Текущая страница: 15 (всего у книги 46 страниц)

19

В следующей сцене в холл вошла Белинда Кинг, которая в фильме играла жену Уоллеса, увидела, что случилось, и между ними произошел длинный разговор, который, однако, не отсняли до конца, поскольку крупные планы Кинг были перенесены на другой день, чем все еще громко возмущался хромой Альбрехт, время от времени появлявшийся в павильоне. Благодаря пропуску этих кадров мы успели утром отснять больше, чем было предусмотрено. Мне было легко – я лежал себе убитый перед тахтой. И лишь когда Уоллес в конце сцены с женой вызвал полицию и трагическая пара ожидала приезда комиссара с бригадой, камера еще раз наехала и сняла меня крупным планом. С моего лица она переместилась к папке со сценарием, которую я, падая, смахнул со стола и которая теперь лежала рядом со мной на полу. Камера наехала очень близко и сфотографировала название сценария: «ВНОВЬ НА ЭКРАНЕ». В готовом фильме это будет кадр, на котором зазвучит музыка и появится надпись «Конец».

Секретарь записала: «12.15–12.56: Сцена 433. Крупные планы с панорамированием. 5 дублей. 2, 3 и 5 в копировку, 1 и 4 брак».

– Перерыв на обед! – крикнул ассистент режиссера. Косташ и Ситон подошли ко мне.

– Великолепно, – сказал Косташ.

– Не уверен, – откликнулся я.

– Нет-нет, правда, – сказал Косташ. – Ваше лицо было просто великолепно. Очень выразительно. Разве я не прав, Торнтон?

– Совершенно прав, – сказал режиссер. – Ты был на высоте, Питер.

– Я плакал, – сказал Косташ. – Вы только представьте себе: чтобы я – и вдруг заплакал! За душу берет, Питер, мальчик мой, I love you! А если еще и музыка на это наложится, зрители утонут в слезах.

– Только скрипки, – сказал Ситон. – Тема звучит еще раз, уже громко. А выражение лица у тебя и впрямь было первый класс. Не помню, чтобы у меня когда-либо раньше был такой великолепный труп!

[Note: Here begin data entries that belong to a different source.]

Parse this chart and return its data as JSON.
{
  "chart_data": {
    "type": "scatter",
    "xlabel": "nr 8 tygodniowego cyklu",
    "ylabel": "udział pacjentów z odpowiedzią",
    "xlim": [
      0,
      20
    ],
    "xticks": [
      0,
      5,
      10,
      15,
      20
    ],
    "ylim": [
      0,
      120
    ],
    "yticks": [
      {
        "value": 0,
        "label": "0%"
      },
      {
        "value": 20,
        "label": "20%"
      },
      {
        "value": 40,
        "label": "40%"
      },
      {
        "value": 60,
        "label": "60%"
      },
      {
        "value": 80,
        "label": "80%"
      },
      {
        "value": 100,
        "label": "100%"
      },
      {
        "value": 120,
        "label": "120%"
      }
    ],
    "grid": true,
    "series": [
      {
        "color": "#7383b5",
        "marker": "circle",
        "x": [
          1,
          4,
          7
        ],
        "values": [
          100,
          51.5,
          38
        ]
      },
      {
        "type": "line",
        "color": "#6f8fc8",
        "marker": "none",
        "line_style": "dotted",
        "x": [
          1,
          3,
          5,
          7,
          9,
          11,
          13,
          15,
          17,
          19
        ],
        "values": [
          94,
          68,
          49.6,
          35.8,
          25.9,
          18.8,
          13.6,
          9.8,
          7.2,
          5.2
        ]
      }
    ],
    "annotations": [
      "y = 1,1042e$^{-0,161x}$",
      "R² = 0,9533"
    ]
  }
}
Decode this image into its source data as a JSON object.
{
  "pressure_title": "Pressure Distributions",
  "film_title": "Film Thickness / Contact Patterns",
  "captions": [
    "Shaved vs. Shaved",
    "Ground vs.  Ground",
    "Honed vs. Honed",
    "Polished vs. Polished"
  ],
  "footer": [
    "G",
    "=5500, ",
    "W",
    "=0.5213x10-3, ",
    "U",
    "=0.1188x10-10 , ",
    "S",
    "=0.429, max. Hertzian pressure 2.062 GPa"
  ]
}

– Очень мило с твоей стороны, – отозвался я. Торнтон Ситон был когда-то одним из крупнейших режиссеров Голливуда. Однако у него была одна слабость. Слабости есть у всех. Слабостью Ситона были мальчики. Слишком маленькие мальчики. И эти мальчики шантажировали его, как хотели. В 1949 году разразился скандал, и Ситон предстал перед судом. Его оправдали, потому что его адвокаты в свою очередь шантажировали и мальчиков, и их родителей, но после суда женские союзы подняли шум, и в течение девяти лет ни одна киностудия не решалась ангажировать Ситона. Он писал под чужим именем плохие сценарии, работал монтажистом на телевидении и уже потерял всякую надежду, когда мы его пригласили – и потому, что его можно было заполучить за небольшие по американским понятиям деньги, и потому, что он был режиссер высокого класса. Ситон, которому уже исполнился шестьдесят один год и который выглядел, как Синклер Льюис, находился в ситуации, очень похожей на мою. Для него «ВНОВЬ НА ЭКРАНЕ» тоже был последним шансом, никакого другого у него не было. И добрый старый дружище Ситон работал с душой. Но Косташ уже начал беспокоиться, потому что старика опять постоянно видели в ночных кабаках с его ассистентом: хорошеньким блондинчиком Гансом, у которого были такие лучистые голубые глаза и такие шелковистые ресницы…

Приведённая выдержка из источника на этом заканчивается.